#00818
Crockery Ware (Kenneth Peacock)

In Bristol did a merchant dwell,
He courted a girl and he loved her well,
And all he craved in his delight,
It was to lay with her one night.
     To me rye whack fall the diddle I gee woe,
     To me rye whack fall the diddle I gee woe.

As this fair maid on her bed did lay,
A-thinking on the trick on him she'd play,
And in his way she placed a chair,
And on the chair put crockery ware.
     To me rye whack fall the diddle I gee woe,
     To me rye whack fall the diddle I gee woe.

As this young man come in the dark,
A-looking for his old sweetheart,
He hit his toe against the chair,
And upset all the crockery ware.
     To me rye whack fall the diddle I gee woe,
     To me rye whack fall the diddle I gee woe.

The old woman ran downstairs in a fright,
And straightways callèd for a light.
She said, "You villain, what brought you here,
A-breaking all of my crockery ware?"
     To me rye whack fall the diddle I gee woe,
     To me rye whack fall the diddle I gee woe.

He said, "Old woman don't speak so cross,
I missed my way, I'm feared I'm lost,
I missed my way, I do declare,
I broke me shin on your crockery ware."
     To me rye whack fall the diddle I gee woe,
     To me rye whack fall the diddle I gee woe.

As this fair maid on her bed she lay,
A-laughing at the trick on him she'd played,
She said, "Young man, don't speak so queer,
Now pay my mother for the crockery ware."
     To me rye whack fall the diddle I gee woe,
     To me rye whack fall the diddle I gee woe.
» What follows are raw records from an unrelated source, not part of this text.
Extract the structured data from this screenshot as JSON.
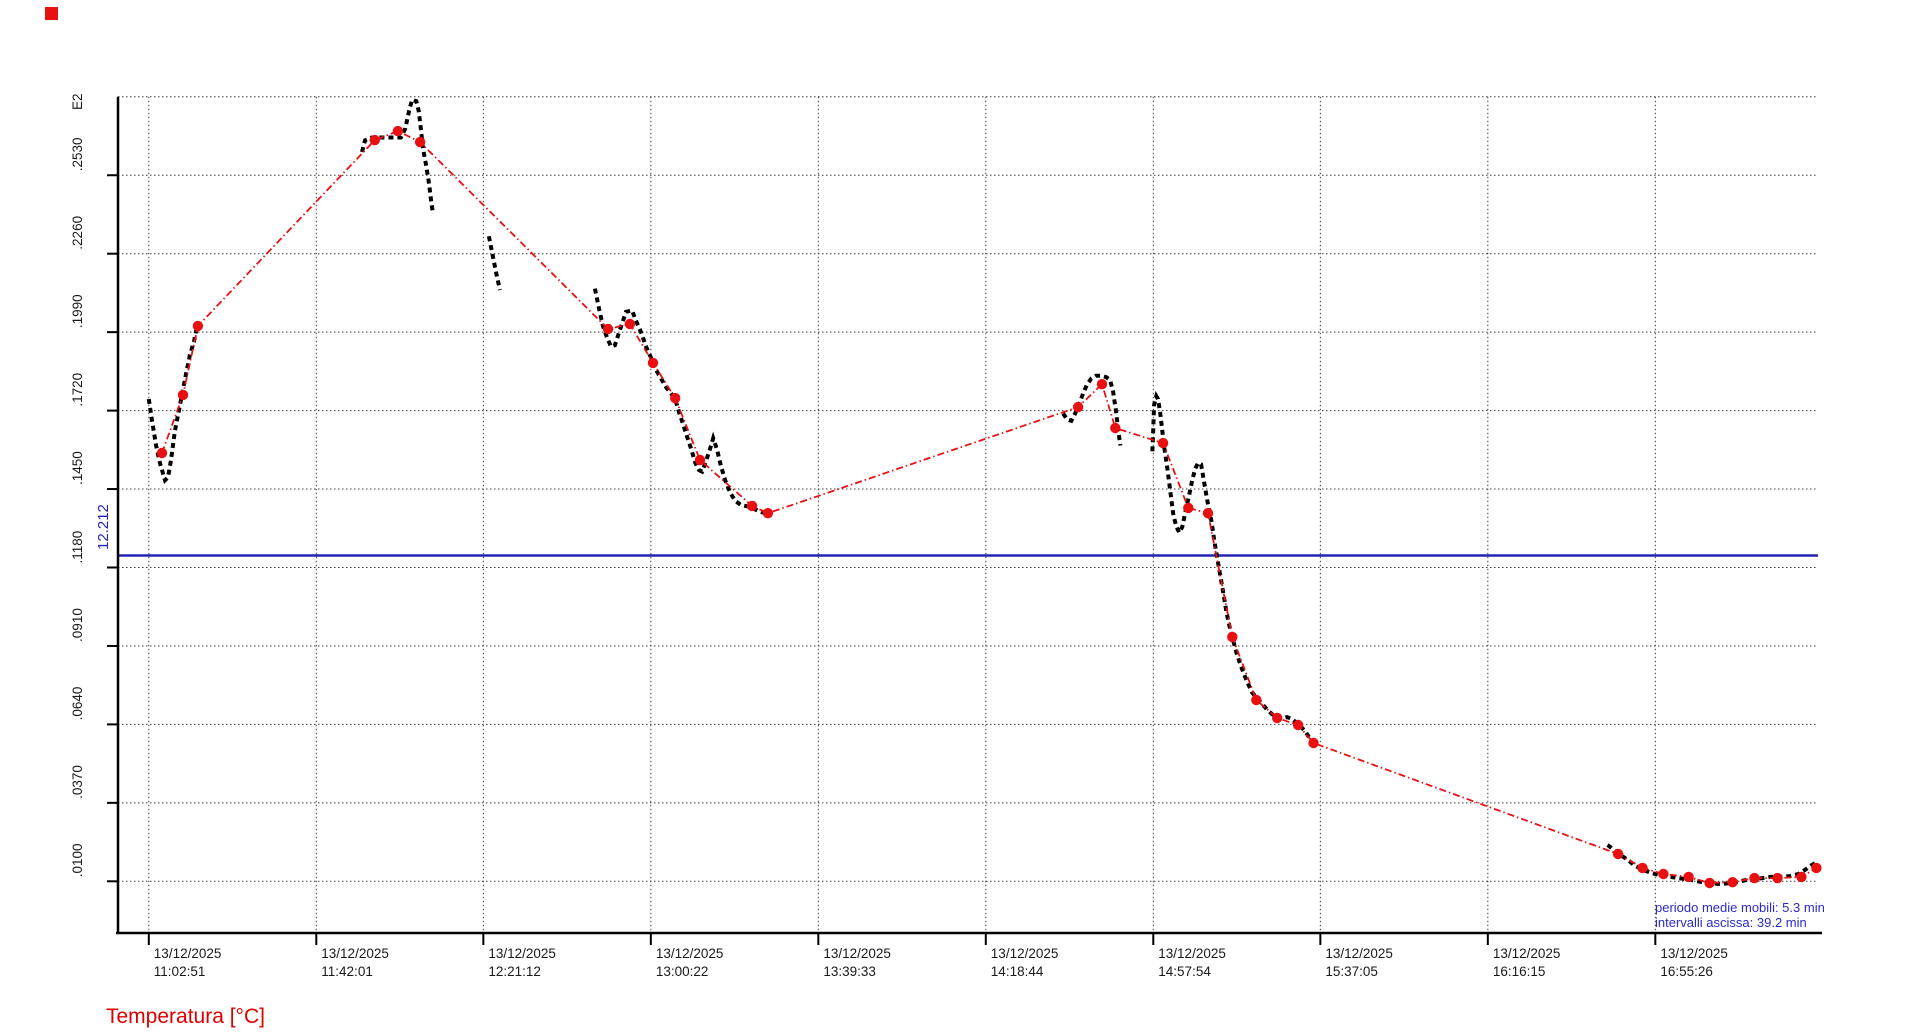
{
  "chart_data": {
    "type": "line",
    "title": "Temperatura [°C]",
    "x_axis_date": "13/12/2025",
    "x_tick_labels": [
      "11:02:51",
      "11:42:01",
      "12:21:12",
      "13:00:22",
      "13:39:33",
      "14:18:44",
      "14:57:54",
      "15:37:05",
      "16:16:15",
      "16:55:26"
    ],
    "x_tick_minutes": [
      0,
      39.2,
      78.3,
      117.5,
      156.7,
      195.9,
      235.1,
      274.2,
      313.4,
      352.6
    ],
    "x_unit": "minutes since 11:02:51",
    "y_exponent_label": "E2",
    "y_tick_labels": [
      ".2530",
      ".2260",
      ".1990",
      ".1720",
      ".1450",
      ".1180",
      ".0910",
      ".0640",
      ".0370",
      ".0100"
    ],
    "y_tick_values": [
      25.3,
      22.6,
      19.9,
      17.2,
      14.5,
      11.8,
      9.1,
      6.4,
      3.7,
      1.0
    ],
    "y_top_gridline_value": 28.0,
    "ylim": [
      -0.78,
      27.96
    ],
    "grid": true,
    "legend_position": "none",
    "reference_line": {
      "label": "12.212",
      "value": 12.212
    },
    "annotations": [
      "periodo medie mobili: 5.3 min",
      "intervalli ascissa: 39.2 min"
    ],
    "colors": {
      "raw_series": "#000000",
      "average_series": "#e81010",
      "reference_line": "#2323b4",
      "title": "#dd0000",
      "annotation": "#2a2ac8",
      "grid": "#3c3c3c",
      "axis": "#000000",
      "legend_marker": "#e81010"
    },
    "series": [
      {
        "name": "temperatura-misurata",
        "style": "dashed-black",
        "segments": [
          [
            [
              0,
              17.6
            ],
            [
              0.7,
              16.9
            ],
            [
              1.7,
              16.0
            ],
            [
              2.6,
              15.4
            ],
            [
              3.8,
              14.8
            ],
            [
              4.5,
              14.9
            ],
            [
              5.2,
              15.5
            ],
            [
              6.1,
              16.5
            ],
            [
              7.3,
              17.4
            ],
            [
              8.5,
              18.3
            ],
            [
              9.6,
              19.1
            ],
            [
              10.6,
              19.6
            ],
            [
              11.3,
              20.1
            ]
          ],
          [
            [
              49.9,
              26.1
            ],
            [
              50.6,
              26.5
            ],
            [
              52.2,
              26.6
            ],
            [
              54.6,
              26.6
            ],
            [
              56.9,
              26.6
            ],
            [
              59.0,
              26.6
            ],
            [
              60.0,
              26.9
            ],
            [
              60.9,
              27.5
            ],
            [
              61.6,
              27.9
            ],
            [
              62.6,
              27.85
            ],
            [
              63.2,
              27.5
            ],
            [
              63.7,
              26.85
            ],
            [
              64.2,
              26.2
            ],
            [
              64.9,
              25.65
            ],
            [
              65.6,
              25.0
            ],
            [
              66.1,
              24.4
            ],
            [
              66.5,
              24.0
            ]
          ],
          [
            [
              79.6,
              23.2
            ],
            [
              80.6,
              22.45
            ],
            [
              81.5,
              21.8
            ],
            [
              82.2,
              21.35
            ]
          ],
          [
            [
              104.4,
              21.4
            ],
            [
              105.4,
              20.7
            ],
            [
              106.3,
              20.1
            ],
            [
              107.3,
              19.7
            ],
            [
              108.2,
              19.4
            ],
            [
              109.1,
              19.45
            ],
            [
              110.1,
              19.9
            ],
            [
              111.0,
              20.3
            ],
            [
              111.7,
              20.6
            ],
            [
              113.1,
              20.65
            ],
            [
              114.0,
              20.3
            ],
            [
              115.2,
              19.9
            ],
            [
              116.4,
              19.4
            ],
            [
              117.6,
              19.0
            ],
            [
              118.7,
              18.6
            ],
            [
              119.9,
              18.3
            ],
            [
              121.1,
              18.0
            ],
            [
              122.2,
              17.8
            ],
            [
              123.2,
              17.6
            ],
            [
              124.1,
              17.15
            ],
            [
              125.0,
              16.75
            ],
            [
              126.0,
              16.3
            ],
            [
              126.9,
              15.9
            ],
            [
              127.9,
              15.4
            ],
            [
              128.8,
              15.15
            ],
            [
              129.5,
              15.1
            ],
            [
              130.4,
              15.45
            ],
            [
              131.4,
              15.9
            ],
            [
              132.1,
              16.25
            ],
            [
              133.0,
              15.85
            ],
            [
              133.9,
              15.3
            ],
            [
              134.9,
              14.8
            ],
            [
              136.0,
              14.4
            ],
            [
              137.2,
              14.1
            ],
            [
              138.6,
              13.95
            ],
            [
              140.3,
              13.9
            ],
            [
              141.9,
              13.8
            ],
            [
              143.5,
              13.7
            ],
            [
              145.2,
              13.65
            ]
          ],
          [
            [
              214.0,
              17.1
            ],
            [
              214.9,
              16.9
            ],
            [
              215.9,
              16.85
            ],
            [
              216.8,
              17.1
            ],
            [
              217.7,
              17.4
            ],
            [
              218.7,
              17.8
            ],
            [
              219.6,
              18.1
            ],
            [
              220.6,
              18.3
            ],
            [
              221.7,
              18.4
            ],
            [
              222.9,
              18.4
            ],
            [
              224.1,
              18.35
            ],
            [
              225.0,
              18.25
            ],
            [
              225.7,
              17.85
            ],
            [
              226.4,
              17.15
            ],
            [
              226.9,
              16.5
            ],
            [
              227.4,
              16.0
            ]
          ],
          [
            [
              234.9,
              15.8
            ],
            [
              235.1,
              16.6
            ],
            [
              235.3,
              17.4
            ],
            [
              235.8,
              17.7
            ],
            [
              236.2,
              17.6
            ],
            [
              236.7,
              17.15
            ],
            [
              237.2,
              16.5
            ],
            [
              237.7,
              15.9
            ],
            [
              238.4,
              15.2
            ],
            [
              239.1,
              14.4
            ],
            [
              239.8,
              13.6
            ],
            [
              240.5,
              13.2
            ],
            [
              241.2,
              13.0
            ],
            [
              241.9,
              13.2
            ],
            [
              242.6,
              13.7
            ],
            [
              243.5,
              14.3
            ],
            [
              244.2,
              14.8
            ],
            [
              244.9,
              15.2
            ],
            [
              245.6,
              15.4
            ],
            [
              246.3,
              15.35
            ],
            [
              246.8,
              14.9
            ],
            [
              247.5,
              14.3
            ],
            [
              248.0,
              13.9
            ],
            [
              248.7,
              13.4
            ],
            [
              249.4,
              12.7
            ],
            [
              250.1,
              12.1
            ],
            [
              250.8,
              11.5
            ],
            [
              251.5,
              10.9
            ],
            [
              252.2,
              10.3
            ],
            [
              252.9,
              9.8
            ],
            [
              253.6,
              9.4
            ],
            [
              254.5,
              8.9
            ],
            [
              255.4,
              8.5
            ],
            [
              256.4,
              8.1
            ],
            [
              257.3,
              7.8
            ],
            [
              258.2,
              7.5
            ],
            [
              259.4,
              7.3
            ],
            [
              260.6,
              7.1
            ],
            [
              261.8,
              6.9
            ],
            [
              262.9,
              6.75
            ],
            [
              264.1,
              6.65
            ],
            [
              265.3,
              6.6
            ],
            [
              266.4,
              6.65
            ],
            [
              267.4,
              6.6
            ],
            [
              268.3,
              6.5
            ],
            [
              269.5,
              6.35
            ],
            [
              270.7,
              6.15
            ],
            [
              271.6,
              5.95
            ],
            [
              272.6,
              5.75
            ]
          ],
          [
            [
              341.4,
              2.25
            ],
            [
              342.8,
              2.1
            ],
            [
              344.4,
              1.9
            ],
            [
              346.1,
              1.75
            ],
            [
              347.7,
              1.55
            ],
            [
              349.6,
              1.4
            ],
            [
              351.5,
              1.3
            ],
            [
              353.8,
              1.2
            ],
            [
              356.2,
              1.15
            ],
            [
              358.5,
              1.1
            ],
            [
              360.8,
              1.05
            ],
            [
              363.2,
              0.98
            ],
            [
              365.5,
              0.94
            ],
            [
              367.8,
              0.9
            ],
            [
              370.2,
              0.94
            ],
            [
              372.5,
              1.0
            ],
            [
              374.9,
              1.08
            ],
            [
              377.2,
              1.1
            ],
            [
              379.6,
              1.15
            ],
            [
              381.9,
              1.15
            ],
            [
              384.2,
              1.18
            ],
            [
              386.1,
              1.25
            ],
            [
              387.7,
              1.4
            ],
            [
              389.1,
              1.55
            ],
            [
              390.3,
              1.65
            ]
          ]
        ]
      },
      {
        "name": "media-mobile-5.3-min",
        "style": "red-dot-dash",
        "points": [
          [
            3.1,
            15.74
          ],
          [
            8.0,
            17.74
          ],
          [
            11.5,
            20.11
          ],
          [
            52.9,
            26.51
          ],
          [
            58.3,
            26.82
          ],
          [
            63.5,
            26.44
          ],
          [
            107.5,
            20.01
          ],
          [
            112.6,
            20.18
          ],
          [
            118.0,
            18.84
          ],
          [
            123.2,
            17.63
          ],
          [
            129.0,
            15.5
          ],
          [
            141.2,
            13.92
          ],
          [
            144.9,
            13.67
          ],
          [
            217.5,
            17.32
          ],
          [
            223.1,
            18.11
          ],
          [
            226.2,
            16.6
          ],
          [
            237.4,
            16.08
          ],
          [
            243.3,
            13.85
          ],
          [
            247.9,
            13.67
          ],
          [
            253.6,
            9.41
          ],
          [
            259.2,
            7.24
          ],
          [
            264.1,
            6.62
          ],
          [
            269.0,
            6.38
          ],
          [
            272.6,
            5.76
          ],
          [
            343.9,
            1.94
          ],
          [
            349.6,
            1.46
          ],
          [
            354.5,
            1.25
          ],
          [
            360.4,
            1.15
          ],
          [
            365.3,
            0.94
          ],
          [
            370.7,
            0.97
          ],
          [
            375.8,
            1.11
          ],
          [
            381.2,
            1.11
          ],
          [
            386.8,
            1.15
          ],
          [
            390.3,
            1.46
          ]
        ]
      }
    ]
  }
}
The police were sent for right away,
And sure enough I had to pay
A dollar for a broken chair,
And a-one pound ten for the crockery ware.
     To me rye whack fall the diddle I gee woe,
     To me rye whack fall the diddle I gee woe.

Come all you rakes and rambling sports
That goes a-courting in the dark,
Don't hit your toes against a chair,
Or else you'll suffer for the crockery ware.
     To me rye whack fall the diddle I gee woe,
     To me rye whack fall the diddle I gee woe.

####.... Author unknown. Variant of a British broadside ballad, Crockery Ware archived without a publisher's name or date at the Bodleian Library Broadside Ballads, shelfmark: Harding B 28(37) and Harding B 28(133) ....####
This variant was collected in 1958 from Everett Bennett of St Paul's, NL, by Kenneth Peacock and published in Songs Of The Newfoundland Outports, Volume 1, pp.257-258, by The National Museum of Canada (1965) Crown Copyrights Reserved.

A much shorter variant was a favorite often sung by Bill Pomeroy of Merasheen, NL, and was published for the 1980 Merasheen Reunion in Placentia Bay, NL, by Loyola Pomroy and William (Bill) Wilson Jr [1931-1993] of Meerasheen, Placentia Bay, NL.

A variant was arranged and recorded by Jim Payne and Fergus O'Byrne (How Good Is Me Life ©2007 SingSong Inc, St John's, NL).

Note: Crockery ware is another term for a chamber pot.